Sleep Deprivation resulted in significant decrease in Schirmer’s test value 1, TBUT & LipiView metrics and an increase in Scatter (OSI and Mean OSI) and OSDI. Tear cytokines and chemokines including IL-1a, IL-1b, IL-6, IL-12, IL-17F, MCP1, IP-10, FasL, ICAM1 etc., showed similar increase. The magnitude of tear cytokine changes was observed to be associated with the severity of TBUT, Schirmer’s test 1, Lipid Layer Thickness and Optical Scatter changes.
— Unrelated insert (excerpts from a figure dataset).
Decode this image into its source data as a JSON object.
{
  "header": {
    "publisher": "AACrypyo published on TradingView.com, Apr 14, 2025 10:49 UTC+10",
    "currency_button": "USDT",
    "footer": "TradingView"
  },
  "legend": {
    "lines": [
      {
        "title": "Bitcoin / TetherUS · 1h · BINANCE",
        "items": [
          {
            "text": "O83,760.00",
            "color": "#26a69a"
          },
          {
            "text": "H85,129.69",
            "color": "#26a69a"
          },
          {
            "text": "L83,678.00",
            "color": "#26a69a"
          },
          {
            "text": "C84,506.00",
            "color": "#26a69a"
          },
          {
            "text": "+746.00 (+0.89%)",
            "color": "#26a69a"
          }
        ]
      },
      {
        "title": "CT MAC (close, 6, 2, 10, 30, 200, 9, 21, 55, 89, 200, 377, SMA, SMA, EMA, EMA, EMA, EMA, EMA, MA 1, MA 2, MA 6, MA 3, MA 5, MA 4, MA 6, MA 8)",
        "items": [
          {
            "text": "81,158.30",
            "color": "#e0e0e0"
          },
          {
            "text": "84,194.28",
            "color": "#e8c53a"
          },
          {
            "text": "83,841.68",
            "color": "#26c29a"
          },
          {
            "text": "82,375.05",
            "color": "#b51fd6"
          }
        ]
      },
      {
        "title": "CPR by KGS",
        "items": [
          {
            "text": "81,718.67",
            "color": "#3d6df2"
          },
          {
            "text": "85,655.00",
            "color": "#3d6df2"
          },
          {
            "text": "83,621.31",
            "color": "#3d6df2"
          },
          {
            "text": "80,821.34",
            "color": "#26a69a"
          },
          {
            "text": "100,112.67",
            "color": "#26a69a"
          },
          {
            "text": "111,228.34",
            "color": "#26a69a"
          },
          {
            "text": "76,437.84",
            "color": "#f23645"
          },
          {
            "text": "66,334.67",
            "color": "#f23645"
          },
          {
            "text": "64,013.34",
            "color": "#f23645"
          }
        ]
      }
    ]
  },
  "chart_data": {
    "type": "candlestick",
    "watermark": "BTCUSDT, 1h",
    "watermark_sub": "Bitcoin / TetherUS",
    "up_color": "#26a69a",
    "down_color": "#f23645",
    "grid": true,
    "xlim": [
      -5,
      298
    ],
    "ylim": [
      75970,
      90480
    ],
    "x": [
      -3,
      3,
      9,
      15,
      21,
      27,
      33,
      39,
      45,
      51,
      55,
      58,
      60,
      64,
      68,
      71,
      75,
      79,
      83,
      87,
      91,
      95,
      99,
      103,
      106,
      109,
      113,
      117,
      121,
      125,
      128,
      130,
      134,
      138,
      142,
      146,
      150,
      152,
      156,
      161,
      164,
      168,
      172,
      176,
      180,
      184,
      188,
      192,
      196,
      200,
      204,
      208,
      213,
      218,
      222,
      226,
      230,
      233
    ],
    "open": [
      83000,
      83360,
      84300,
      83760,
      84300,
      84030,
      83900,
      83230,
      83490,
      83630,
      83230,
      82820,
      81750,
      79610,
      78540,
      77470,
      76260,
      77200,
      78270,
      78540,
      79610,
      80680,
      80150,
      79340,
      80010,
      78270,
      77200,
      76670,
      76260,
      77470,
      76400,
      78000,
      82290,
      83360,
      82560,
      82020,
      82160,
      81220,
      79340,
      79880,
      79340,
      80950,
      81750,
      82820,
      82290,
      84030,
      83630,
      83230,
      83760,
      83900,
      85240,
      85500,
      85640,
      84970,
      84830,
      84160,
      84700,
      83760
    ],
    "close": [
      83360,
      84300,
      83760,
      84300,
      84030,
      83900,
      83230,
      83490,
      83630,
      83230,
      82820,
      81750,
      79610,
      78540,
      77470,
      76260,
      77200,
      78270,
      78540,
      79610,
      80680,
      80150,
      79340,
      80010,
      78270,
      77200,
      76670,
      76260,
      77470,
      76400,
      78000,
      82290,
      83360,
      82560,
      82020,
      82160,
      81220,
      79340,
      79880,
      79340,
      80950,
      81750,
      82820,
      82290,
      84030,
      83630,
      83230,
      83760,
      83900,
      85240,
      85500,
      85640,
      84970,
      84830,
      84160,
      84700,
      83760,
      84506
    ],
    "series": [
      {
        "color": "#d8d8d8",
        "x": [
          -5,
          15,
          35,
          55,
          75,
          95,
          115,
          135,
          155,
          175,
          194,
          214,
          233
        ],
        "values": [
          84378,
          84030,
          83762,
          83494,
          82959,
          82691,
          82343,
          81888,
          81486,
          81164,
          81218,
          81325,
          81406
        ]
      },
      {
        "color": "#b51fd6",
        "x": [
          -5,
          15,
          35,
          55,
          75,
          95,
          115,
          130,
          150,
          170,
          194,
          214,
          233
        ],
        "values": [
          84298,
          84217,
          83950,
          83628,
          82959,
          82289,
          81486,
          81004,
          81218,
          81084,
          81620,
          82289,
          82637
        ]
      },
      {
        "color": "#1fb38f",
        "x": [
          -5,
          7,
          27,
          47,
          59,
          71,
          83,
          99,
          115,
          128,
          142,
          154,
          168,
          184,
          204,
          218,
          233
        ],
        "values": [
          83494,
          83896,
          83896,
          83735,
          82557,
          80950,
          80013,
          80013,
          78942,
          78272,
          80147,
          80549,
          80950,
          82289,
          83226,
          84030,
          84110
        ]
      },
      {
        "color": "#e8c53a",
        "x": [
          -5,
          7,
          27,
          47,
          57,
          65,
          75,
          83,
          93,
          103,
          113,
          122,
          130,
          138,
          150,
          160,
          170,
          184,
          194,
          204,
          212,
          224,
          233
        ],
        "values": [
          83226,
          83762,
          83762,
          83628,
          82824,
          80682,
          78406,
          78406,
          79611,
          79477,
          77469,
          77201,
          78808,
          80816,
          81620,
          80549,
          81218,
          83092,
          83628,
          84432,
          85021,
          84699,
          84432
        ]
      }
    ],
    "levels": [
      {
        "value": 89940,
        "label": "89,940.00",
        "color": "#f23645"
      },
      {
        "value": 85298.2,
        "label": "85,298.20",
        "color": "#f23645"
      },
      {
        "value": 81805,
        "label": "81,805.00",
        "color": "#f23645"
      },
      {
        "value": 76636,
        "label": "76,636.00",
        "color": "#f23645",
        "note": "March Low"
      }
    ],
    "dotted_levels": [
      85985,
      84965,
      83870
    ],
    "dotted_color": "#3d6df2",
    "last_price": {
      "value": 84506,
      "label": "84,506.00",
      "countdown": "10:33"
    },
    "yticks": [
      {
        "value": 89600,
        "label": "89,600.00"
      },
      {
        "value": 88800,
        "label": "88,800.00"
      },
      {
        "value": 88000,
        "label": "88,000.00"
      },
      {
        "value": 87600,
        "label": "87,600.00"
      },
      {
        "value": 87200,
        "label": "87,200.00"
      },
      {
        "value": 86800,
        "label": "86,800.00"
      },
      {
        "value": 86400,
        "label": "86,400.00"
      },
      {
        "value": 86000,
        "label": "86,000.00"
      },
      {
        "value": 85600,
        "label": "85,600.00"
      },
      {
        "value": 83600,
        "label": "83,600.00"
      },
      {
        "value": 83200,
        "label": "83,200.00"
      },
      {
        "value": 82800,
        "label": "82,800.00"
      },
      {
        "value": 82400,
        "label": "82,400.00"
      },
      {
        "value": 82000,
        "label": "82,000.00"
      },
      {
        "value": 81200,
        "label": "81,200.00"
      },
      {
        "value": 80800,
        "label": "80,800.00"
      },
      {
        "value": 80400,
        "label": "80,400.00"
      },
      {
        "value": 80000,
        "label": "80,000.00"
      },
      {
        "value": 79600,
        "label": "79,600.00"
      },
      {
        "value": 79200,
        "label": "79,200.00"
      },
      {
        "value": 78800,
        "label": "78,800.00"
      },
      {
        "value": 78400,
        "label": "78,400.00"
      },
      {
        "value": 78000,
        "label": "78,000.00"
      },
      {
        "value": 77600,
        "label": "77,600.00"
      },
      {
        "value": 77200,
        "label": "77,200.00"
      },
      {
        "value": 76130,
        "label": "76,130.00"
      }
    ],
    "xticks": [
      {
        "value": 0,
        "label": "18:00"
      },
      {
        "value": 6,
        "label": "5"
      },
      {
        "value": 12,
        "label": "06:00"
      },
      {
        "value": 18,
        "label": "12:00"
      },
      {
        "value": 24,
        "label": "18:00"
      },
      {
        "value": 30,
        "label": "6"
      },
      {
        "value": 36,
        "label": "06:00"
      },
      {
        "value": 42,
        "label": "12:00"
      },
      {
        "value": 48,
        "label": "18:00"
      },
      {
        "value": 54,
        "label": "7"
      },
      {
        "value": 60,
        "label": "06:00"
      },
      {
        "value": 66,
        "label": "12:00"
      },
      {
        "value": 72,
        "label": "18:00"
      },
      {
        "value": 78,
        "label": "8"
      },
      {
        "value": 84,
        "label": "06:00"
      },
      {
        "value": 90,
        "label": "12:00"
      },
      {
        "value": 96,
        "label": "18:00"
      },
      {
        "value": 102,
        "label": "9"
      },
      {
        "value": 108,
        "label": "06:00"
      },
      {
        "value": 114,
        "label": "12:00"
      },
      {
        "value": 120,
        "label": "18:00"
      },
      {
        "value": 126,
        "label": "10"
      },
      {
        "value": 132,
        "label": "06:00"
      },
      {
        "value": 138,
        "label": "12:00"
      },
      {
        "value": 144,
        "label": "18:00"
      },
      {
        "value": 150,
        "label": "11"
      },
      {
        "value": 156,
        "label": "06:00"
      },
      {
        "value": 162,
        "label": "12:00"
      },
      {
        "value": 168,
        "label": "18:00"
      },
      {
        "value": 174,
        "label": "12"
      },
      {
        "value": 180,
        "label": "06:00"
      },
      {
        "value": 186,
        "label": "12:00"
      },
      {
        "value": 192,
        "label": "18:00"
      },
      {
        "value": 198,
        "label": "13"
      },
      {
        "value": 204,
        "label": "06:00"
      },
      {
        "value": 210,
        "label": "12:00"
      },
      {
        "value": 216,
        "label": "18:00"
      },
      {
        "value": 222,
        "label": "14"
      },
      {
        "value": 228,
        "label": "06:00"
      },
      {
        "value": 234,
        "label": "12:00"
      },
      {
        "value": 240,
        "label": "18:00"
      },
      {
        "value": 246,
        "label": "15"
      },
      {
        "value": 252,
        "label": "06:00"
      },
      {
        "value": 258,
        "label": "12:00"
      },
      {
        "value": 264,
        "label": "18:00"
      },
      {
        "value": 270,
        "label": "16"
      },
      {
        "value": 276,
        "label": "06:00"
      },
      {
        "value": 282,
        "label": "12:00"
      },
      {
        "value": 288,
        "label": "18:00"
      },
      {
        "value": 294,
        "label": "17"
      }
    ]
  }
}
A significant (p<0.05) reversal of these changes was observed following a period of adequate sleep.

Conclusions:

Sleep deprivation causes significant detrimental alteration in tear fluid dynamics/integrity, along with an increase in inflammatory cytokines on the ocular surface. It leads to increase in ocular scatter and decrease in lipid layer thickness, inducing dry eye & in turn leads to poor quality of vision. These improve, but do not return to normal levels even after 3 days of adequate sleep.